Het proces tegen Wilders gaat over uitspraken (in kranten, op internet en op televisie) die discriminerend zijn en aanzetten tot haat, of dit zo is. Openbare uitspraken dus, die we allemaal hebben kunnen horen, zien of lezen. We weten dus allemaal dat hij schuldig is, tenzij hem woorden in de mond zijn gelegd, hij het niet zo bedoelde of ontoerekeningsvatbaar was.
Wilders beroept zich op twee basisrechten: zwijgrecht en recht van meningsuiting.
Zwijgrecht, omdat hij:
1. politiek gezien zijn eigen uitspraken niet kan ontkennen of toegeven dat hij niet zo goed wist wat hij deed (dat kost stemmen)

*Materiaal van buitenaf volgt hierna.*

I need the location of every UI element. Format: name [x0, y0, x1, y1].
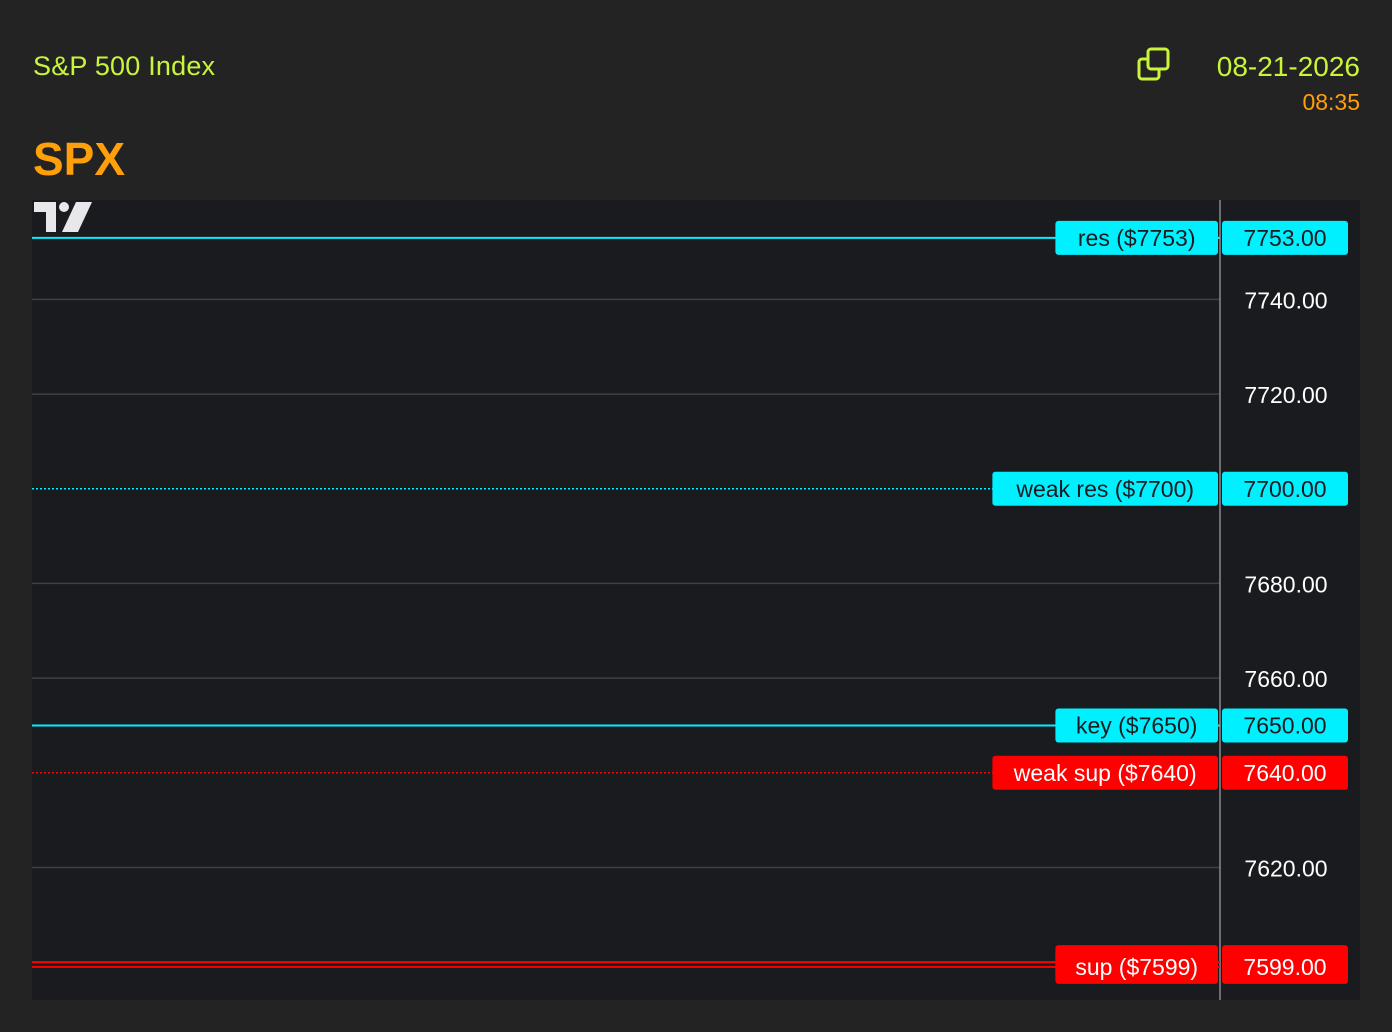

2. strafrechtelijk gezien zijn eigen glazen ingooit als hij toegeeft racistische opmerkingen te maken en haat te zaaien.
Het recht van meningsuiting dat Geert Wilders voor zichzelf opeist, gunt hij anderen niet. Maar dat is niets nieuws. Dat weten we al lang. De rechtbank in Amsterdam weet dat. Sterker nog, zelfs Geert Wilders en zijn advocaat weten het.
Net als Rutte en Verhagen, die hard voor aap spelen (horen, zien en zwijgen).
Wilders heeft op 1 punt gelijk: in dit strafrechtelijke proces staat de vrijheid van meningsuiting centraal. Doch, niet de vrijheid van 1 man, maar van een heel land.
Kortom het gaat om de grondvesten van de democratie, een politiek stelsel waarin de meerderheid besluiten neemt, MET IN ACHTNEMING VAN DE BELANGEN VAN DE MINDERHEID. Dat laatste wordt nogal eens vergeten in de race naar de macht. En dat terwijl de huidige meerderheid nota bene bestaat uit 1 zeteltje dat ieder moment kan omvallen.